Stifling independent voices

Jason Wittenberg, associate professor in the department of political science at UC Berkeley, said Hungary is in the spotlight because of the case of a particular institution, the Central European University or CEU in Budapest, which has been under attack by the conservative nationalist ruling party in Hungary.

This was because CEU is not a Hungarian university like most other universities there.

“Its language is English, it is accredited in New York State, its faculty trend left-liberal, and it’s funded not by the Hungarian government but from an endowment established by George Soros in the 1990s. And therein lies a problem,” he said.

“The ruling Fidesz party doesn’t like independent voices, especially those promoting liberalism, democracy and human rights. And even more especially if the source is George Soros, whom Fidesz has demonised as an avatar of the liberalism Prime Minister [Viktor] Orban despises.”

Wittenberg said Fidesz is “not so crass as to round people up on false charges” but “likes to pass laws that achieve a similar silencing purpose”.

In the case of CEU the government sought to regulate hiring and the curriculum and impose other conditions that would make it difficult for CEU to remain in Hungary.

“It is all accomplished through procedurally democratic means because Fidesz controls the parliament.

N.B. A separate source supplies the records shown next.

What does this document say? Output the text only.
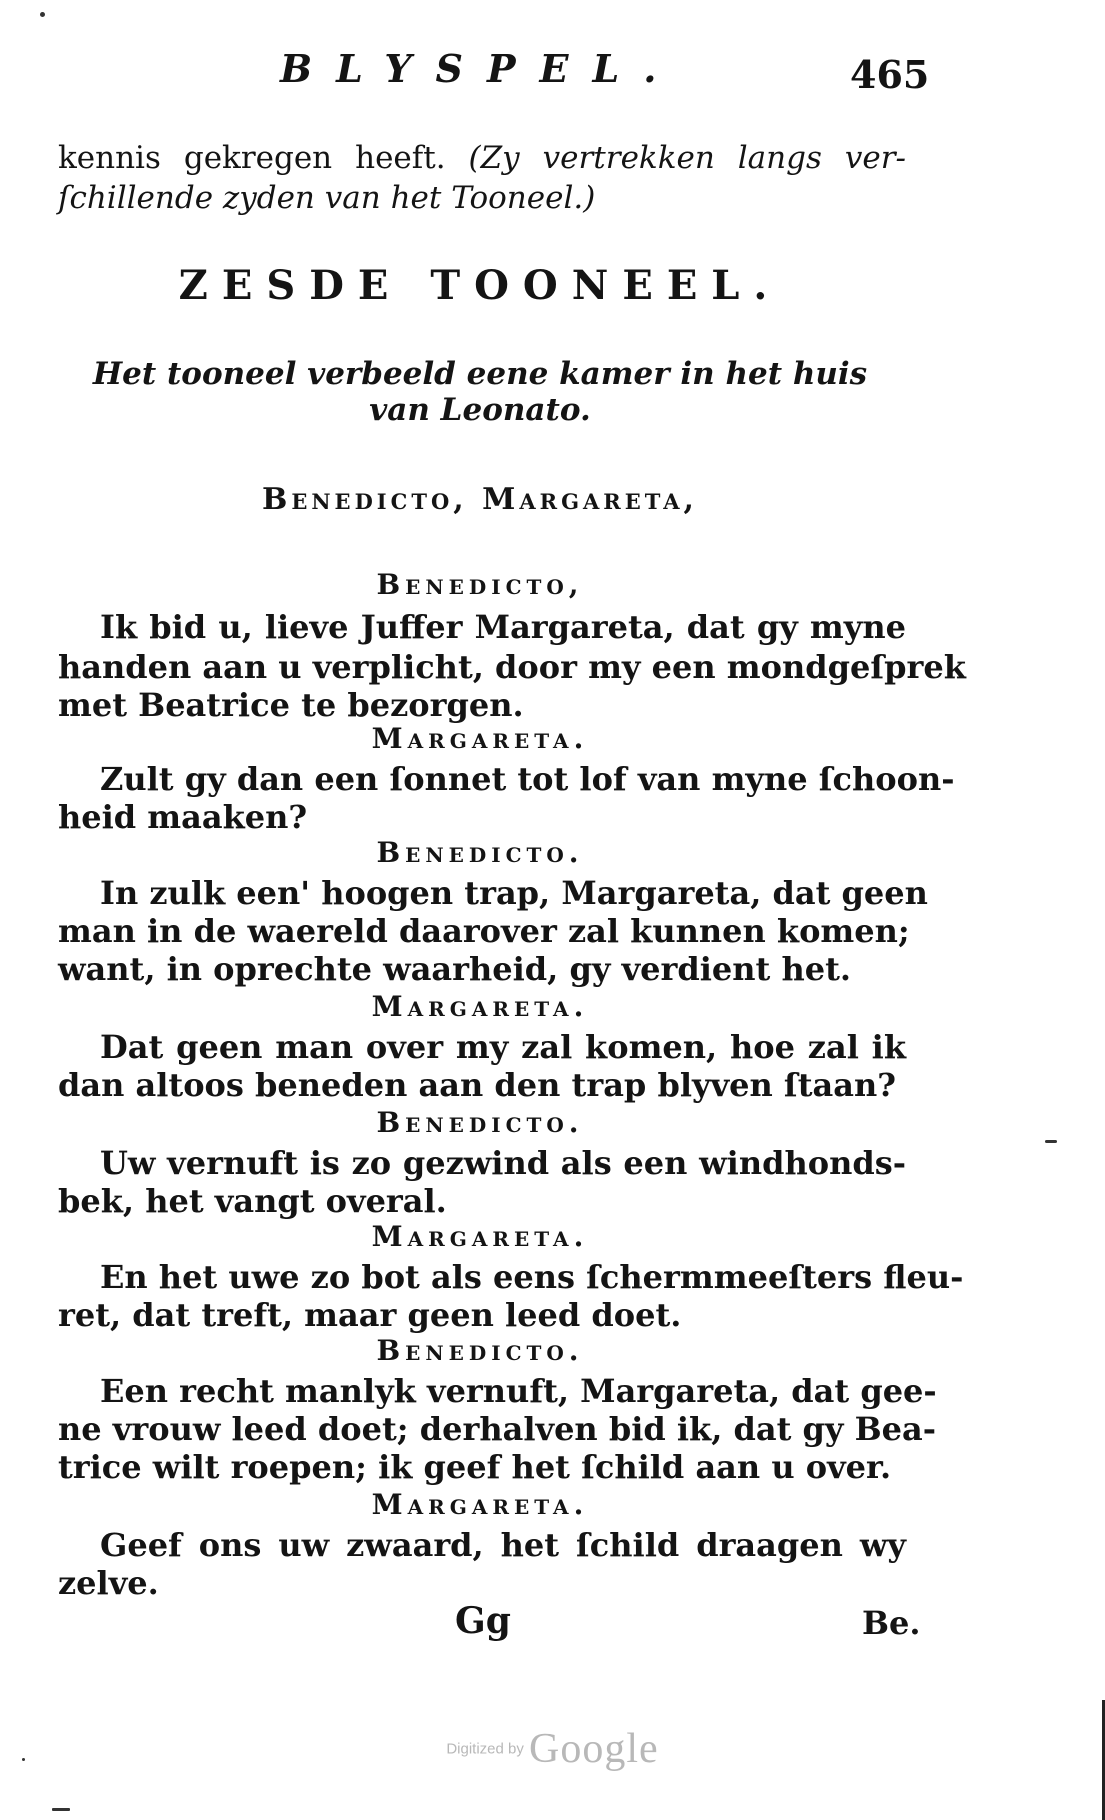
BLYSPEL.	465
kennis gekregen heeft. (Zy vertrekken langs ver-
ſchillende zyden van het Tooneel.)
ZESDE TOONEEL.
Het tooneel verbeeld eene kamer in het huis
van Leonato.
Benedicto, Margareta,
Benedicto,
Ik bid u, lieve Juffer Margareta, dat gy myne
handen aan u verplicht, door my een mondgeſprek
met Beatrice te bezorgen.
Margareta.
Zult gy dan een ſonnet tot lof van myne ſchoon-
heid maaken?
Benedicto.
In zulk een' hoogen trap, Margareta, dat geen
man in de waereld daarover zal kunnen komen;
want, in oprechte waarheid, gy verdient het.
Margareta.
Dat geen man over my zal komen, hoe zal ik
dan altoos beneden aan den trap blyven ſtaan?
Benedicto.
Uw vernuft is zo gezwind als een windhonds-
bek, het vangt overal.
Margareta.
En het uwe zo bot als eens ſchermmeeſters fleu-
ret, dat treft, maar geen leed doet.
Benedicto.
Een recht manlyk vernuft, Margareta, dat gee-
ne vrouw leed doet; derhalven bid ik, dat gy Bea-
trice wilt roepen; ik geef het ſchild aan u over.
Margareta.
Geef ons uw zwaard, het ſchild draagen wy
zelve.
Gg	Be.
Digitized by Google
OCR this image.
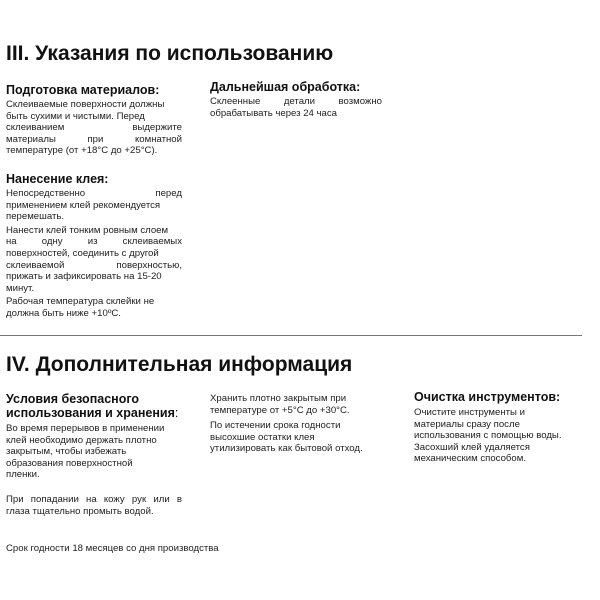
III. Указания по использованию
Подготовка материалов:
Склеиваемые поверхности должны
быть сухими и чистыми. Перед
склеиванием	выдержите
материалы	при	комнатной
температуре (от +18°С до +25°С).
Дальнейшая обработка:
Склеенные детали возможно
обрабатывать через 24 часа
Нанесение клея:
Непосредственно	перед
применением клей рекомендуется
перемешать.
Нанести клей тонким ровным слоем
на	одну	из	склеиваемых
поверхностей, соединить с другой
склеиваемой	поверхностью,
прижать и зафиксировать на 15-20
минут.
Рабочая температура склейки не
должна быть ниже +10ºС.
IV. Дополнительная информация
Условия безопасного
использования и хранения:
Во время перерывов в применении
клей необходимо держать плотно
закрытым, чтобы избежать
образования поверхностной
пленки.
При попадании на кожу рук или в
глаза тщательно промыть водой.
Хранить плотно закрытым при
температуре от +5°С до +30°С.
По истечении срока годности
высохшие остатки клея
утилизировать как бытовой отход.
Очистка инструментов:
Очистите инструменты и
материалы сразу после
использования с помощью воды.
Засохший клей удаляется
механическим способом.
Срок годности 18 месяцев со дня производства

We call this rule by law instead of rule of law,” Wittenberg said.

But the prominence of the CEU case underlined a grim reality for academic freedom, that “there has been a gradual suffocation of the higher education system more broadly” in Hungary.

Fidesz had passed a higher education law some years ago that allows the government to veto candidates for rector that had been approved by the faculty senate and appoint its own choice instead, even someone who did not apply. This had been used to put loyalists in charge of universities, Wittenberg said.

But he warned that the control over higher education was causing academics in both the humanities and STEM subjects – science, technology, engineering and mathematics – to leave for other countries where individual rights are respected and in the long run this type of brain drain will undermine Fidesz’s own goal of forming a vibrant competitive economy.

Illiberal regimes

John Connelly, professor of history at UC Berkeley, who moderated the panel, said the Turkish case is “far more drastic than the Hungarian case. You don’t have thousands of academics and professors being fired and arrested in Hungary but in both places you do see illiberal regimes, departing from norms of liberal democracy, and things are getting worse in recent months with particular focus on higher education.”

He said internationally universities are sometimes sources of political protest, as they had been in 1956 in Eastern Europe, 1968 and 1989, and there have been a number of times in history where universities, and students in particular, have produced protests against political regimes, particularly authoritarian regimes.

“But perhaps in more cases universities are sources of political support, resources of conformity. They use conformist professors to produce conformist students, to produce a conformist bureaucracy, for example in Nazi Germany.”

O’Malley pointed out that in Turkey, Erdogan remains popular and many people support his stance on the coup attempt, but he is using it to consolidate power, and there is evidence of some university leaders supporting this.

But he said it was difficult to gauge support for or opposition to Erdogan’s approach more generally among academics in an atmosphere where many media outlets had been closed down and thousands of academics purged, making people fearful of speaking out and losing their livelihood or ending up in detention on dubious charges.

He cited the case of Badem, mentioned earlier, who was accused of being a Gülenist – a follower of moderate religious leader Fethullah Gülen, whom the government accuses of being behind the coup attempt – despite being openly secular, an atheist and vocal critic of Gülen and political Islam.

He was originally dismissed and detained because he had in his university office a book by Gülen, even though he had used it to criticise him.

The source of the number of detained students was incorrectly attributed to SAR in the first version of this article and has been corrected on 18 December to the Turkish Ministry of Justice.